Em contraposição, o colegiado destacou que uma recomposição favorável de preços relativos, uma dinâmica benigna de commodities ou uma menor inflação de serviços poderiam potencialmente contribuir para um processo desinflacionário mais célere.
“Em sua conclusão, o Comitê avalia que o cenário prospectivo de inflação não se alterou substancialmente, mas se mostra mais incerto. Ao fim, concluiu-se unanimemente pela necessidade de uma política monetária contracionista e cautelosa, de modo a reforçar a dinâmica desinflacionária.”
O Copom voltou a enfatizar que as expectativas de inflação seguem desancoradas e são um fator de preocupação.

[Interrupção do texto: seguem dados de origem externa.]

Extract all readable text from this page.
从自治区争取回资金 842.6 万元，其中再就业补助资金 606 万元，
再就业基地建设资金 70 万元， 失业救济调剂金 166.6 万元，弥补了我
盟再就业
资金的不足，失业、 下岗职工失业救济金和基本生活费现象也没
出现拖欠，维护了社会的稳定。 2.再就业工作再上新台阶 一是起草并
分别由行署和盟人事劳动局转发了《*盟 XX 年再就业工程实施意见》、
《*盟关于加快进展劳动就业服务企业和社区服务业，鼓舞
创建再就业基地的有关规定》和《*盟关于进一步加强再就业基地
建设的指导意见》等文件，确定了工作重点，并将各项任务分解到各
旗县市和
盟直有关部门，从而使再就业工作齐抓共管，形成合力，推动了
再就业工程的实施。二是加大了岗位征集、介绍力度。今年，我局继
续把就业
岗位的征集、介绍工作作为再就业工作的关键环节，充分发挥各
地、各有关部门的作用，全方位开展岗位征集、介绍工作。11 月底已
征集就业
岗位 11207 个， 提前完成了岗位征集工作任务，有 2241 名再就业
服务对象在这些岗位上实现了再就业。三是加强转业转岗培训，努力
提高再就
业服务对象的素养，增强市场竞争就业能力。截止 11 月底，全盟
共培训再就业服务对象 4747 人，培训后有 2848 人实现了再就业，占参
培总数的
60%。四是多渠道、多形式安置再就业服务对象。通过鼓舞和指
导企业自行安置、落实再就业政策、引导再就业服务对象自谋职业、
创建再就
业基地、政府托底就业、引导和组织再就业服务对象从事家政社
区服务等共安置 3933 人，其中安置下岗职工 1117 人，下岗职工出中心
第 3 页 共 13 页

De acordo com a ata, foi mencionado que o cenário de expectativas acima da meta por um período prolongado requer um acompanhamento mais próximo para garantir, ainda que nesse cenário, o atingimento da meta de inflação. “O Comitê avalia que a redução das expectativas requer uma atuação firme da autoridade monetária, bem como o contínuo fortalecimento da credibilidade e da reputação tanto das instituições como dos arcabouços fiscal e monetário que compõem a política econômica brasileira.”
O presidente do Banco Central (BC), Roberto Campos Neto, destacou pontos de atenção para a condução do corte de juros já destacados no comunicado e na ata do Copom.
Ele disse que o indicador cheio de inflação no Brasil continua em desaceleração, mas que várias medidas de inflação subjacente estão acima da meta nas divulgações mais recentes.
Em relação à atividade econômica, o presidente do BC afirmou que o Produto Interno Bruto (PIB) está em desaceleração, mas ponderou que alguns indicadores recentes mostraram alguma melhora, “o que se reflete no aumento recente das expectativas para 2024”.
No cenário externo, outro ponto que o BC também considera mais incerto, Campos Neto disse que há volatilidade, com debates sobre o início da flexibilização monetária nas maiores economias. “A inflação voltou a ser a maior fonte de risco para a economia global. O setor imobiliário comercial dos Estados Unidos é a mais provável fonte para um evento de risco sistêmico”, disse.